On that note, should desserts always be sweet, in your opinion?
No, they don’t have to be. Definitely not. I think I’ve actually started an evolution in myself. A lot of my desserts were never really overly sweet, I like to always strive for balance, but I think more recently, especially in the past two to three years, I’ve started to incorporate even more savory into it. Some days, depending on how I feel, I’ll add blue cheese and rosemary to something and see how that works. Then the next day I’ll make an apple turnover that’s freaking awesome. I just think it’s always good to always be open and just experiment.
What about the appearance of a dessert? How critical is the plating aspect?

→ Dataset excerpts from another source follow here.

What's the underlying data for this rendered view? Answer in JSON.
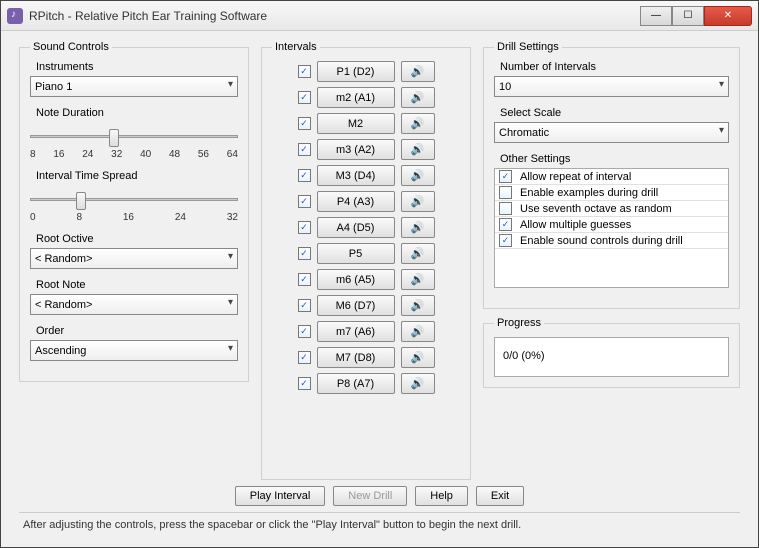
{
  "window": {
    "title": "RPitch - Relative Pitch Ear Training Software"
  },
  "sound_controls": {
    "legend": "Sound Controls",
    "instruments_label": "Instruments",
    "instrument": "Piano 1",
    "note_duration_label": "Note Duration",
    "note_duration_ticks": [
      "8",
      "16",
      "24",
      "32",
      "40",
      "48",
      "56",
      "64"
    ],
    "interval_spread_label": "Interval Time Spread",
    "interval_spread_ticks": [
      "0",
      "8",
      "16",
      "24",
      "32"
    ],
    "root_octive_label": "Root Octive",
    "root_octive": "< Random>",
    "root_note_label": "Root Note",
    "root_note": "< Random>",
    "order_label": "Order",
    "order": "Ascending"
  },
  "intervals": {
    "legend": "Intervals",
    "items": [
      {
        "label": "P1 (D2)",
        "checked": true
      },
      {
        "label": "m2 (A1)",
        "checked": true
      },
      {
        "label": "M2",
        "checked": true
      },
      {
        "label": "m3 (A2)",
        "checked": true
      },
      {
        "label": "M3 (D4)",
        "checked": true
      },
      {
        "label": "P4 (A3)",
        "checked": true
      },
      {
        "label": "A4 (D5)",
        "checked": true
      },
      {
        "label": "P5",
        "checked": true
      },
      {
        "label": "m6 (A5)",
        "checked": true
      },
      {
        "label": "M6 (D7)",
        "checked": true
      },
      {
        "label": "m7 (A6)",
        "checked": true
      },
      {
        "label": "M7 (D8)",
        "checked": true
      },
      {
        "label": "P8 (A7)",
        "checked": true
      }
    ]
  },
  "drill": {
    "legend": "Drill Settings",
    "num_label": "Number of Intervals",
    "num_value": "10",
    "scale_label": "Select Scale",
    "scale_value": "Chromatic",
    "other_label": "Other Settings",
    "settings": [
      {
        "label": "Allow repeat of interval",
        "checked": true
      },
      {
        "label": "Enable examples during drill",
        "checked": false
      },
      {
        "label": "Use seventh octave as random",
        "checked": false
      },
      {
        "label": "Allow multiple guesses",
        "checked": true
      },
      {
        "label": "Enable sound controls during drill",
        "checked": true
      }
    ]
  },
  "progress": {
    "legend": "Progress",
    "text": "0/0 (0%)"
  },
  "buttons": {
    "play": "Play Interval",
    "newdrill": "New Drill",
    "help": "Help",
    "exit": "Exit"
  },
  "status": "After adjusting the controls, press the spacebar or click the \"Play Interval\" button to begin the next drill."
}
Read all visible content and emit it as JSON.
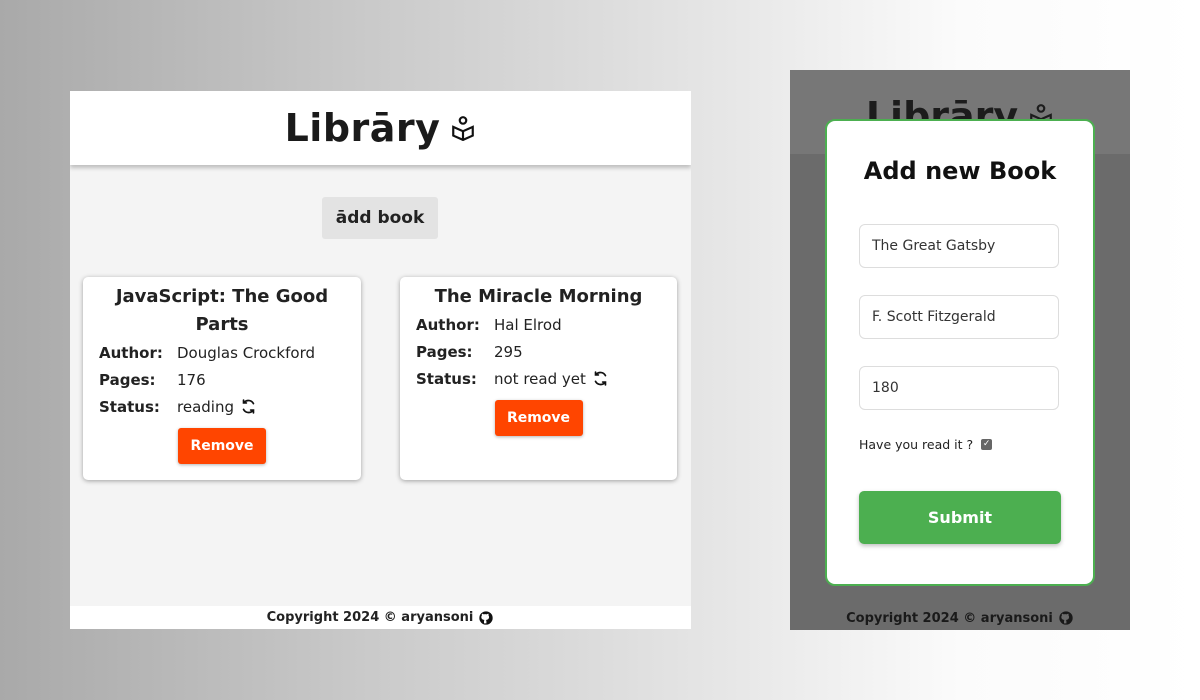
{
  "app": {
    "title": "Librāry"
  },
  "toolbar": {
    "add_book_label": "ādd book"
  },
  "books": [
    {
      "title": "JavaScript: The Good Parts",
      "author_label": "Author:",
      "author": "Douglas Crockford",
      "pages_label": "Pages:",
      "pages": "176",
      "status_label": "Status:",
      "status": "reading",
      "remove_label": "Remove"
    },
    {
      "title": "The Miracle Morning",
      "author_label": "Author:",
      "author": "Hal Elrod",
      "pages_label": "Pages:",
      "pages": "295",
      "status_label": "Status:",
      "status": "not read yet",
      "remove_label": "Remove"
    }
  ],
  "footer": {
    "text": "Copyright 2024 © aryansoni"
  },
  "modal": {
    "title": "Add new Book",
    "title_value": "The Great Gatsby",
    "author_value": "F. Scott Fitzgerald",
    "pages_value": "180",
    "read_label": "Have you read it ?",
    "read_checked": true,
    "submit_label": "Submit"
  },
  "icons": {
    "logo": "book-reader-icon",
    "status": "sync-icon",
    "footer": "github-icon"
  },
  "colors": {
    "remove": "#ff4500",
    "submit": "#4caf50",
    "modal_border": "#4caf50"
  }
}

I think it’s very important. I don’t know if you can quantify it – you obviously want the food to taste great, but if it’s not eye appealing then nobody is actually going to taste it and know that it tastes great. Sometimes there are some pastries, especially baked items, that are just kind of brown or a certain color all the way across. And unless it’s like a croissant or something that people are already familiar with, it’s hard to say, “Well, trust me. It’s good.” If it doesn’t look beautiful with multicolors or whatever, it becomes a more difficult sell.

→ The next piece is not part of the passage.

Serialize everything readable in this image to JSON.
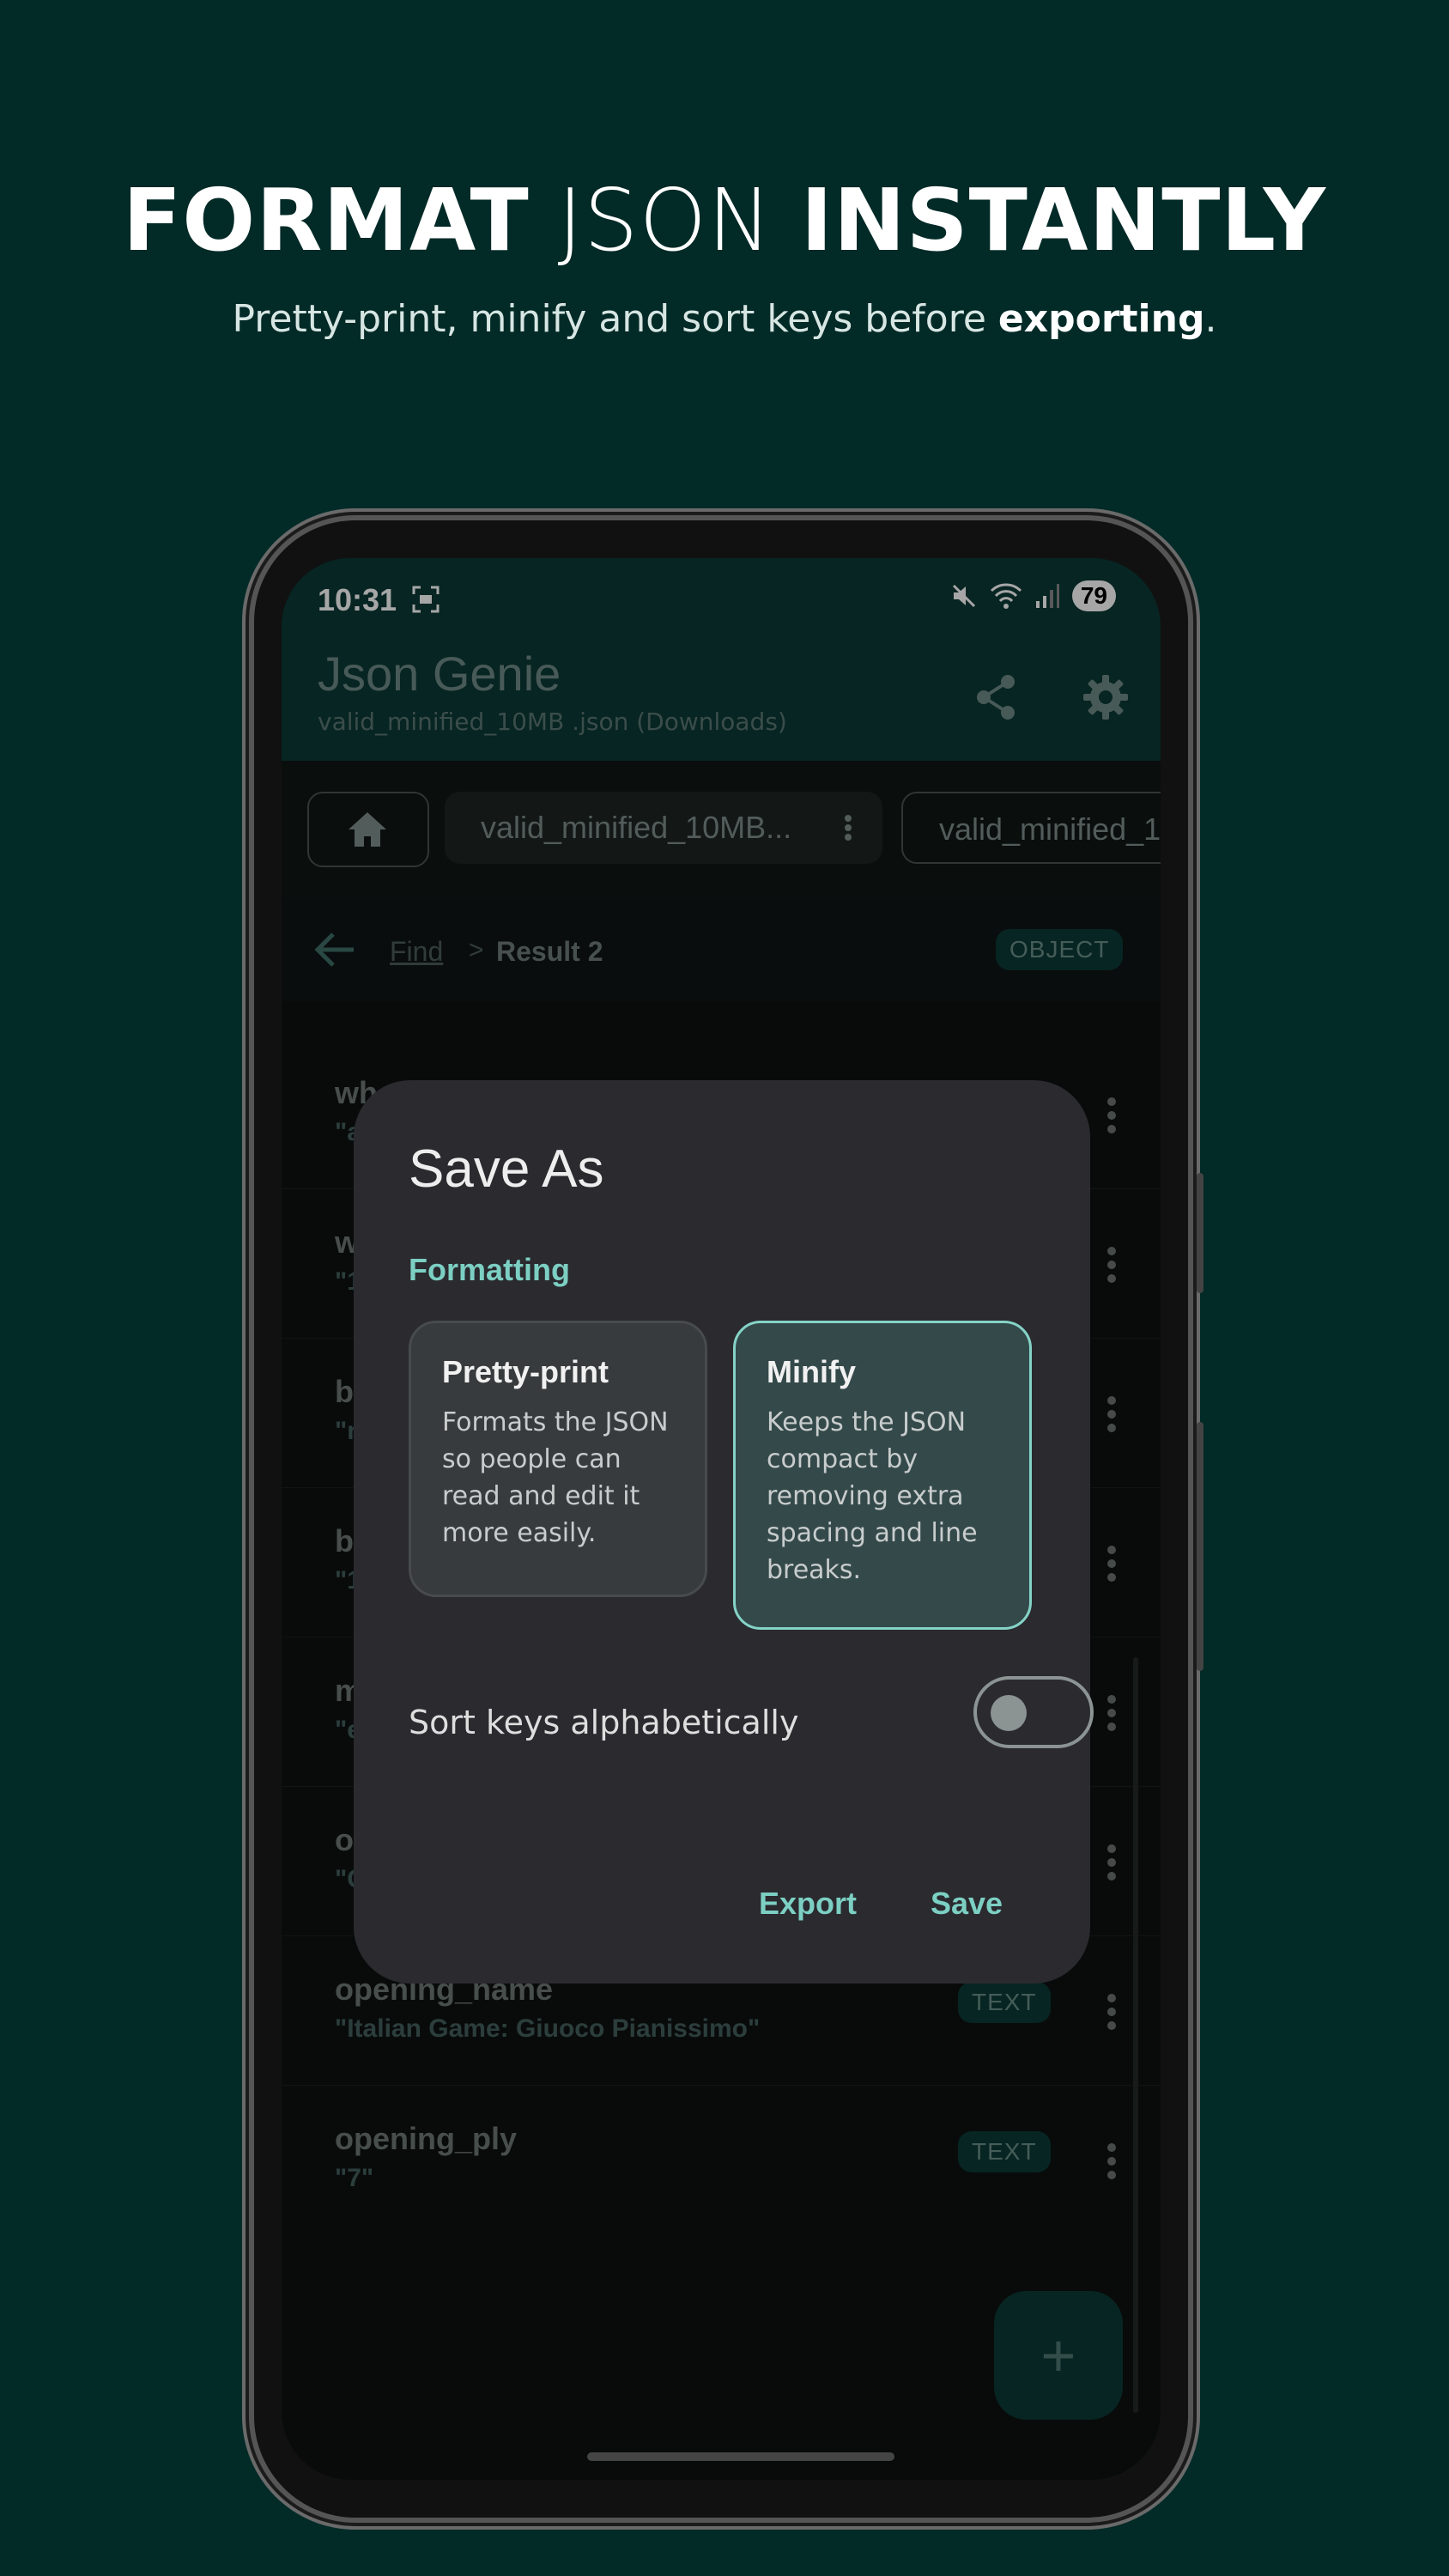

Finally, do you have any thoughts on creme brulee? We’ve noticed that it seems to be the bane of many pastry chefs’ existence.
Honestly, I love custards, I love creme brulee. I just feel like once you do it so many times there’s that stigma as a pastry chef where you’re like, “I’ve done this so many times, maybe I can do something else and people love that as much.” So, I don’t hate it, but I’m ready to do new things or ready to turn people on to other stuff besides creme brulee.
Thanks for the time, Ruben. How many hours will you be here today?
Honestly I’ve been coming in a lot more earlier than I used to. Sometimes I’m here at four, five in the morning, and I don’t leave until you know, with CBD, I”m here all morning early, all the way to maybe into midnight. Everybody works at least an eight to 10-hour shift. Sometimes I work two 8-10 hours of shifts, but that’s the nature of business.
They should probably give you your own room across from your own kitchen.
Yeah exactly! (Laughs) You know, I actually wouldn’t mind that.